In most situations, Newtonian gravity and general relativity are near-twins. Throw a ball while standing on the surface of the Earth, and it doesn’t matter whether you use general relativity or Newtonian mechanics to calculate where the ball will land — you’ll get the same answer. But there are subtle differences. In Newtonian gravity, matter directly attracts other matter. In general relativity, gravity is the result of matter and energy warping spacetime, creating curves that alter the motion of objects (SN: 10/17/15, p. 16). The two theories diverge in extreme gravitational environments. In general relativity, for example, hulking black holes produce inescapable pits that reel in light and matter (SN: 5/31/14, p. 16). The question, then, is whether the difference between the two theories has any impact in lumpy-universe simulations.

Most cosmologists are comfortable with the status quo simulations because observations of the heavens seem to fit neatly together like interlocking jigsaw puzzle pieces. Predictions based on the standard framework agree remarkably well with observations of the cosmic microwave background — ancient light released when the universe was just 380,000 years old (SN: 3/21/15, p. 7). And measurements of cosmological parameters — the fraction of dark energy and matter, for example — are generally consistent, whether they are made using the light from galaxies or the cosmic microwave background.

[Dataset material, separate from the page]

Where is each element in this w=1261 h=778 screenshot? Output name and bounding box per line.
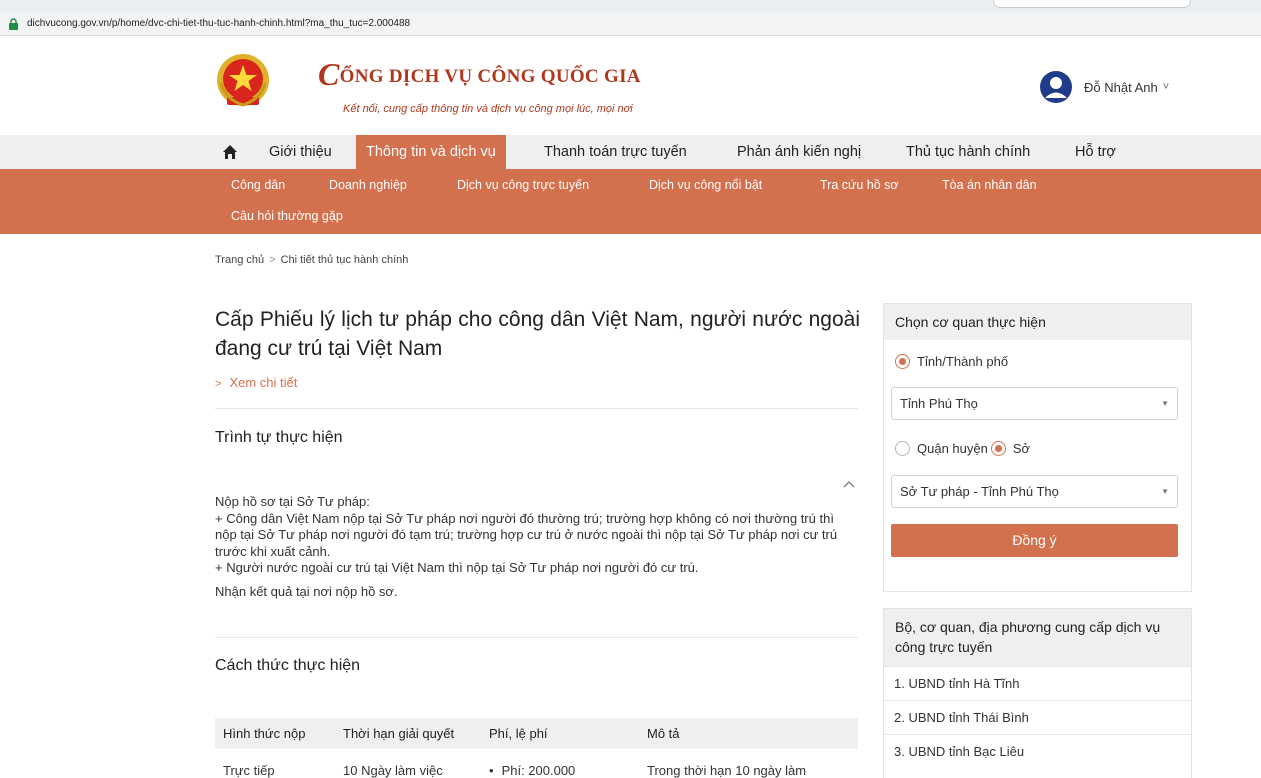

However, the reliance on Newton’s outdated theory irks some cosmologists, creating a lingering suspicion that the approximation is causing unrecognized problems. And some cosmological question marks remain. Physicists still puzzle over what makes up dark energy, along with another unexplained cosmic constituent, dark matter, an additional kind of mass that must exist to explain observations of how galaxies and galaxy clusters rotate. “Both dark energy and dark matter are a bit of an embarrassment to cosmologists, because they have no idea what they are,” says cosmologist Nick Kaiser of École Normale Supérieure in Paris.